Die Ausstellung „Krieg.Macht.Sinn. Krieg und Gewalt in der europäischen Erinnerung“ findet im Rahmen des internationalen Projekts „Unsettling Remembering and Social Cohesion in Transnational Europe“ (UNREST) statt, das vom EU-Rahmenprogramm für Forschung und Innovation „Horizon 2020″ gefördert wird. Das Projekt stellt eine Kooperation zwischen mehreren europäischen Institutionen dar. Neben dem Ruhr Museum in Essen gehören zu den weiteren Beteiligten das Institut für Soziale Bewegungen der Ruhr-Universität Bochum, die Universität Bath (Großbritannien), die Universität Aarhus (Dänemark), das Zentrum für Historische.

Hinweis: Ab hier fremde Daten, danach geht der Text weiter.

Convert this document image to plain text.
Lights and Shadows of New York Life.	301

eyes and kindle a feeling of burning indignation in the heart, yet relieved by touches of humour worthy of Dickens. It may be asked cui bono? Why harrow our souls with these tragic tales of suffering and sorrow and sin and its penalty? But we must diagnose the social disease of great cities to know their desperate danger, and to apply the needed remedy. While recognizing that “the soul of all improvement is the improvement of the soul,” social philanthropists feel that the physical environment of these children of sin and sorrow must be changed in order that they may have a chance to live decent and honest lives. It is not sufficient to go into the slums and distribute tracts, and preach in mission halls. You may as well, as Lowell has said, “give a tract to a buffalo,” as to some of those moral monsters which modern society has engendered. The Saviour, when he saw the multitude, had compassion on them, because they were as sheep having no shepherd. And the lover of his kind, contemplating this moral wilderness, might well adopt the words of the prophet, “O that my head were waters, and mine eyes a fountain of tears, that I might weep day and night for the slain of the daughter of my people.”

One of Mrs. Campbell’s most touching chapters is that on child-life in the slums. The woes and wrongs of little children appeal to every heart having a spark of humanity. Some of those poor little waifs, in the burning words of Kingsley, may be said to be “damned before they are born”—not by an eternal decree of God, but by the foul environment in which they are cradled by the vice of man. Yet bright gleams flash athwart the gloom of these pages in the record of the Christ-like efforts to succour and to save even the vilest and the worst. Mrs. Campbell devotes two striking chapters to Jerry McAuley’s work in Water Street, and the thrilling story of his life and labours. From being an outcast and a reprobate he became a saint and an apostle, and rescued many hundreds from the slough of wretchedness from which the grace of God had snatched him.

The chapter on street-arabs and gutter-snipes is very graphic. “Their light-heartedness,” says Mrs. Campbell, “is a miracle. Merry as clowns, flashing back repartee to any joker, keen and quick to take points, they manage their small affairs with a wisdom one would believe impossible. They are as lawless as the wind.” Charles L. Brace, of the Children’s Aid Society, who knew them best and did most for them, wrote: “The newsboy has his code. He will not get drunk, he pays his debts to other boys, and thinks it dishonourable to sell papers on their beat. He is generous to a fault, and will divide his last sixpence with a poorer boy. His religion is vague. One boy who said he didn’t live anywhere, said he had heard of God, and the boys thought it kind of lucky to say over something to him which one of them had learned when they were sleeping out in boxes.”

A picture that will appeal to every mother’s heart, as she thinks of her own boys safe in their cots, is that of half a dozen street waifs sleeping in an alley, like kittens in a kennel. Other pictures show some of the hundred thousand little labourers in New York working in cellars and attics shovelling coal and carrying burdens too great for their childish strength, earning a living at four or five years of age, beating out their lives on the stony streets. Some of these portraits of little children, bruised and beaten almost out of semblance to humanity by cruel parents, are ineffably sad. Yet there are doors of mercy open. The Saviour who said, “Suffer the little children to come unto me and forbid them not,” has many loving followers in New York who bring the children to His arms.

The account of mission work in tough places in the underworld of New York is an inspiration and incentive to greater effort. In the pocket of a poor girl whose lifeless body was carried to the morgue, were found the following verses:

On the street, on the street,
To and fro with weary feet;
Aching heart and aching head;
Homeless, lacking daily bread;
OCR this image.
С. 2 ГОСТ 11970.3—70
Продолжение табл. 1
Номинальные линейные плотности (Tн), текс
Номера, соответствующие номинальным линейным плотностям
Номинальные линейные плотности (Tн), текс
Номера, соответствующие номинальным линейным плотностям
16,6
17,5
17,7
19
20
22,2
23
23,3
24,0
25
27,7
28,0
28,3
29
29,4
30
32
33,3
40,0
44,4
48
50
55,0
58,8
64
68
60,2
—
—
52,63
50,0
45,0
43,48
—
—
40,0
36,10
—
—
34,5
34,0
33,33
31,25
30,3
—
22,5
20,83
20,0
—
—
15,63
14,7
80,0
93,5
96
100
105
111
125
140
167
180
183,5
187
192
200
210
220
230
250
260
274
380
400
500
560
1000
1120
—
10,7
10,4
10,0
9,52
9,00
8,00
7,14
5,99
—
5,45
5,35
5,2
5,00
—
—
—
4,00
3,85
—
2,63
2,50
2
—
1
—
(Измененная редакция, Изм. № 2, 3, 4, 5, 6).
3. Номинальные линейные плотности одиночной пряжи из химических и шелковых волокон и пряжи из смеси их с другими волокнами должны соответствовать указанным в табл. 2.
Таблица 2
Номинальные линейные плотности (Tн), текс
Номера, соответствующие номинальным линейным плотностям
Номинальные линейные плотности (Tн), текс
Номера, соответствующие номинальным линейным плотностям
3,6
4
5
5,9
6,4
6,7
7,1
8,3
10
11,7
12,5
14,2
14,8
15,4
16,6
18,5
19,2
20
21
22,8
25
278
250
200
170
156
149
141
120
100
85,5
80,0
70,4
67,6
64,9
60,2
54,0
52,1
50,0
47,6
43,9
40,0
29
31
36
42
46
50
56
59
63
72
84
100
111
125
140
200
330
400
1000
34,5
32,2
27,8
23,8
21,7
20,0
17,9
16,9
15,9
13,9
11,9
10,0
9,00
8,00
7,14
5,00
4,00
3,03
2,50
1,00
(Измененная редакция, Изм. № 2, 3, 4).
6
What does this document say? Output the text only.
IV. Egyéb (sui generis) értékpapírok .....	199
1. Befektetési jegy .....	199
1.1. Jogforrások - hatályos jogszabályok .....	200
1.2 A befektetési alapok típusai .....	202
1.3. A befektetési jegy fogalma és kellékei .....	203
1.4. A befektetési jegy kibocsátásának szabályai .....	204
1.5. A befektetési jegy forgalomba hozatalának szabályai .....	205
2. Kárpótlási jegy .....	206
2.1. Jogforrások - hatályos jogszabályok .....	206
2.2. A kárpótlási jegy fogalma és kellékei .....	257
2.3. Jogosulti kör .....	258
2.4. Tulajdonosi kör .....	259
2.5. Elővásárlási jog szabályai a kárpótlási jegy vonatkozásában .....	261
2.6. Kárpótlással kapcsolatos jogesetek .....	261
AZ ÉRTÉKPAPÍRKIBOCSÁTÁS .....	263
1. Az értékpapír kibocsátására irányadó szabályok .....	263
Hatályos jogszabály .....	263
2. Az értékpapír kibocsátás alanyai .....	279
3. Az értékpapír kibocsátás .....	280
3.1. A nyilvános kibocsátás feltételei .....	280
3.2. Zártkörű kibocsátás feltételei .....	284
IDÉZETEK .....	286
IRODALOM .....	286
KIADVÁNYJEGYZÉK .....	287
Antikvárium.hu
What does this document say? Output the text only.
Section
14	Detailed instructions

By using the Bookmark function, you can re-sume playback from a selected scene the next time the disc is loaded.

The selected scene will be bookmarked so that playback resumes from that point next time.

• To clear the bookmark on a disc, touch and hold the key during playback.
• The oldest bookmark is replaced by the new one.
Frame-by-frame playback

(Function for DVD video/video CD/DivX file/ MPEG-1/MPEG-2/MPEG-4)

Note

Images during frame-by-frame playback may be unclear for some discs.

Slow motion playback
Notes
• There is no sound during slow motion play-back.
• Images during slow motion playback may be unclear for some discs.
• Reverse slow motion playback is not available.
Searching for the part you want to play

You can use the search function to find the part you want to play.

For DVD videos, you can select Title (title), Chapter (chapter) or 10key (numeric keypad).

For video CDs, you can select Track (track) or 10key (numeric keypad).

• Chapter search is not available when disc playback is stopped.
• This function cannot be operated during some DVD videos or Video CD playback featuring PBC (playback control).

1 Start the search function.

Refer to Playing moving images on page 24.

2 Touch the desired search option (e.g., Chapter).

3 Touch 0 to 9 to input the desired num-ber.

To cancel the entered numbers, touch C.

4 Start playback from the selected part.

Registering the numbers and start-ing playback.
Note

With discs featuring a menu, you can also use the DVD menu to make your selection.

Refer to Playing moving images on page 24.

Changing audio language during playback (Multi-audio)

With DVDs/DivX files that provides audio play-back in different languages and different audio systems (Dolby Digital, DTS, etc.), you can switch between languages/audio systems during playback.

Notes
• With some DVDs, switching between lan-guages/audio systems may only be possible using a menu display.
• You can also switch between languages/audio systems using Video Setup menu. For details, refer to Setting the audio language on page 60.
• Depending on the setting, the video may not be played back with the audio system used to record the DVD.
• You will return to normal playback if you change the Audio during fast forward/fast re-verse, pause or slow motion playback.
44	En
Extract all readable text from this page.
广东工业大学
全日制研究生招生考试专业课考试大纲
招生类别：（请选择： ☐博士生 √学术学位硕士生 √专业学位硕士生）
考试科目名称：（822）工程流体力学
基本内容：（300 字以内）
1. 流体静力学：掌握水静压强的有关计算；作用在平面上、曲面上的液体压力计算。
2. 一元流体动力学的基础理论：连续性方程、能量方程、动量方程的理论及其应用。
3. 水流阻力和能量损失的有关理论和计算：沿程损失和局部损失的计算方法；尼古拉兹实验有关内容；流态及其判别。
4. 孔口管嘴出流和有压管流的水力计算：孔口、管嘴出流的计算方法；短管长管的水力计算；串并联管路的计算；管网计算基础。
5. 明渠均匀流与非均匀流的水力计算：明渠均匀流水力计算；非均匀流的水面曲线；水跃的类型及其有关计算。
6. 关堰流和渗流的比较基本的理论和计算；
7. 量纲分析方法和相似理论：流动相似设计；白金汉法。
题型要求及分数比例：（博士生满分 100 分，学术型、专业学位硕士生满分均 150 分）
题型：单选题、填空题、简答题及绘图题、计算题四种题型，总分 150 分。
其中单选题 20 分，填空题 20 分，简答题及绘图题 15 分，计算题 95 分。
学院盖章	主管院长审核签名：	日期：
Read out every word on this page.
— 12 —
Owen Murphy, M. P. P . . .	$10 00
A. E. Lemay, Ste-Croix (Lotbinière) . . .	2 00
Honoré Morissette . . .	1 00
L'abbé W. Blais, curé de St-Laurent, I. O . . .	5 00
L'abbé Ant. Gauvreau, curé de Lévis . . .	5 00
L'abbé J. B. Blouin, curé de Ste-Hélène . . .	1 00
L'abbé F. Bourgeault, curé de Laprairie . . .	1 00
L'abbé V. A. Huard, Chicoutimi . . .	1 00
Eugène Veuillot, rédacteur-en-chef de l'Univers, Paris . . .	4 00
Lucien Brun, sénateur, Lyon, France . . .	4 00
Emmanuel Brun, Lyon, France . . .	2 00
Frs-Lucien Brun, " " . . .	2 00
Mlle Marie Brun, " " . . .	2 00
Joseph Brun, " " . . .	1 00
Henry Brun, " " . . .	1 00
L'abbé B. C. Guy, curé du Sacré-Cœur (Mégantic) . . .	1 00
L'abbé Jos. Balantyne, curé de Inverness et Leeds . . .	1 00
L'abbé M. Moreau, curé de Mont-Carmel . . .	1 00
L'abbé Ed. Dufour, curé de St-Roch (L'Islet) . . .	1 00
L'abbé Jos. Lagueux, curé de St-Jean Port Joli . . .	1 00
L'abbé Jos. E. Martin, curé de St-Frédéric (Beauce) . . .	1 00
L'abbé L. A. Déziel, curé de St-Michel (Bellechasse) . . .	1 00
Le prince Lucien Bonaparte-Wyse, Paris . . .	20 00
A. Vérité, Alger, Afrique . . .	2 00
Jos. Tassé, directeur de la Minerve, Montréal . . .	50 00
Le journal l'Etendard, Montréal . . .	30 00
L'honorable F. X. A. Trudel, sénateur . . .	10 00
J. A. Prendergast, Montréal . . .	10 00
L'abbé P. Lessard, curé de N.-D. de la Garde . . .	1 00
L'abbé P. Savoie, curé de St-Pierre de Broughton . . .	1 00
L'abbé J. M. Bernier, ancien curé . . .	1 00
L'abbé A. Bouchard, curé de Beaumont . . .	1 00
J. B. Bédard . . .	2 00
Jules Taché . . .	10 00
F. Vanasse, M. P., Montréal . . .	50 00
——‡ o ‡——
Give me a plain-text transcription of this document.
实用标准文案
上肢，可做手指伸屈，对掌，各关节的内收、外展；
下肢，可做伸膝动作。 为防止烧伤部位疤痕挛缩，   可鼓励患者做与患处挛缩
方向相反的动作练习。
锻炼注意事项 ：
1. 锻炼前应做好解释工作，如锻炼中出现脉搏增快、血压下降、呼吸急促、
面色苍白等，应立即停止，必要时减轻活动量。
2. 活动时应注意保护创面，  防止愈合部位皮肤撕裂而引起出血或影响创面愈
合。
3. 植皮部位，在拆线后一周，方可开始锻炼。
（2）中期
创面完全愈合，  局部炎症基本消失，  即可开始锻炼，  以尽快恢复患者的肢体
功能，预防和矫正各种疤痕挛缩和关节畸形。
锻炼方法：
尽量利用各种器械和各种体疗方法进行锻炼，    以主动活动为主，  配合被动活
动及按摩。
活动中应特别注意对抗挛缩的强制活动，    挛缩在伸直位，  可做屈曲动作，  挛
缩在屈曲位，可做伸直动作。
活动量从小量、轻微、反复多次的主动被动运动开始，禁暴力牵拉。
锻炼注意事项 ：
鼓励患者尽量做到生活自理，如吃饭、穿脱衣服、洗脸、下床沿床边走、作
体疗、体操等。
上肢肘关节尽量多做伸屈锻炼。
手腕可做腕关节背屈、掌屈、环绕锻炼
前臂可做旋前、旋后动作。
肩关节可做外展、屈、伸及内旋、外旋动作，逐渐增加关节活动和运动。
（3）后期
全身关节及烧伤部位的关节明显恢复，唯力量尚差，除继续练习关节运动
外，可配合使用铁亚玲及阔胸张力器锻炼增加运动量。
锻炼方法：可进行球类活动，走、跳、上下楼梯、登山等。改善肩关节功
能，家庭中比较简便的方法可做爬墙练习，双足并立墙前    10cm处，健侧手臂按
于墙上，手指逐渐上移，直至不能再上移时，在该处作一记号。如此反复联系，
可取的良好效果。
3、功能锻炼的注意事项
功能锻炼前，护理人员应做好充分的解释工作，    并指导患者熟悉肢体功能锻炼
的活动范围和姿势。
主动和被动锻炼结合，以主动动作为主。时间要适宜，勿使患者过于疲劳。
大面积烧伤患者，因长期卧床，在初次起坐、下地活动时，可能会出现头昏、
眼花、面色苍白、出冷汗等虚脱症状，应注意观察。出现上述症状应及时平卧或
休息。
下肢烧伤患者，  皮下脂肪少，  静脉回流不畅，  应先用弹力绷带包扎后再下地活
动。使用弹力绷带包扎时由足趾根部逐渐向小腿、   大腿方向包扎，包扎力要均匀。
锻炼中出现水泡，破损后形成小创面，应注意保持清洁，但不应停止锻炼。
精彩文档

Forschung Berlin der Polnischen Akademie der Wissenschaften, der Spanische Wissenschaftsrat (CSIC) und die Theatergruppe Micomicón (Spanien). Ziel des Projekts UNREST ist es, die theoretischen Grundlagen einer „agonistischen“, auf Kontroverse, Multiperspektivität und gegensätzliche Auseinandersetzungen basierenden Gedächtniskultur, zu entwickeln. Eine Gedächtniskultur, die anerkennt, dass Streit und entgegengesetzte Interessen Politik und Sozialleben bestimmen und prägen. Die Ausarbeitung „agonistischer“ Perspektiven soll dem Bedürfnis entgegenkommen, eine neue transnationale Gedächtniskultur zu schaffen, oder besser gesagt zu verhandeln, die einen Dialog zwischen unterschiedlichen, sogar gegensätzlichen Erinnerungskulturen zulässt und eine Konfrontation verschiedener oft widerstreitender Geschichtsbilder erlaubt.